Trotzdem flog er dann immer wieder zum Igel, der diese neue Freundschaft gar nicht gerne sah. Schließlich waren sich beide einig, dass ihre Art von Partnerschaft auf Dauer nicht funktionieren konnte. Der Igel brauchte dafür etwas länger, aber er wusste, dass das Rotkehlchen recht hatte.

Sie mussten ja auch keine Feinde werden, nur weil sie keine engen Freunde mehr sein konnten. Das war dem Rotkehlchen wichtig, und es hatte mit dem Igel auch mehrmals darüber gesprochen.

In langen Flügen erkundete es die Gegend, genoss auch die Freiheit, die jetzt viel unbeschwerter war und pflegte seine Freundschaften.

Aber der Vogel kehrte stets wieder zu seinem Freund, dem Baum zurück.

Von kleinen und großen Tieren

Der große und ernste Baum redete viel mit allen möglichen Tieren. Er lehrte die Jungen mit seinem Wissen und holte sich selbst seine Ratschläge von einigen Älteren.

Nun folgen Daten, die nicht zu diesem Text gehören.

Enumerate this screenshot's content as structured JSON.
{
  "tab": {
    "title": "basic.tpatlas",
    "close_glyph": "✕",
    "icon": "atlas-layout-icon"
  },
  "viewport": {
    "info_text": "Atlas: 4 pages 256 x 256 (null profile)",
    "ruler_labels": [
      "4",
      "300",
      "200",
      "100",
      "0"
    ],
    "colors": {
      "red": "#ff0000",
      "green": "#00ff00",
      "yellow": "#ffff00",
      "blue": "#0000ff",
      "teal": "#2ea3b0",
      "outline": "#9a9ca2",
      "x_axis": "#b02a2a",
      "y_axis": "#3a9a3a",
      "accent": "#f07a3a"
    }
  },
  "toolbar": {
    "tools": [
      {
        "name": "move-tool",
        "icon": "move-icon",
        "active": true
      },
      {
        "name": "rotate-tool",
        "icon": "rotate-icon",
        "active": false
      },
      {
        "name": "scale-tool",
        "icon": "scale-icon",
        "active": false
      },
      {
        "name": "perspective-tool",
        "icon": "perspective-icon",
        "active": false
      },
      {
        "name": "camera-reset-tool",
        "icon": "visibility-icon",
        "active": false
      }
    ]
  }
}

Darunter waren zwei Rehe, ein Fuchs und ein Bär. Von den Rehen bekam er die tiefgründigen Gedanken, das eine Reh hütete schon sein ewigen Zeiten selbst den Nachwuchs der Tiere und konnte sich sehr gut in fast alle Situationen versetzen. Das andere hatte auch viel Erfahrung und hatte immer gute Tipps parat und war ein Organisationstalent.

Der Fuchs war dem Baum trotz kurzer Bekanntschaft schon so etwas wie ein Freund geworden, er war unwesentlich älter und konnte einfach alles was den Baum beschäftigte gut verstehen.

Auch der Bär erfüllte mit seiner weisen aber herzlichen Art diesen Zweck. Alle fünf waren grundverschieden, profitierten von ihren Stärken und waren ein gutes Team und bei allen Jungtieren sehr beliebt. Und der Baum profitierte natürlich von der Erfahrung der Älteren in seinem Wirken.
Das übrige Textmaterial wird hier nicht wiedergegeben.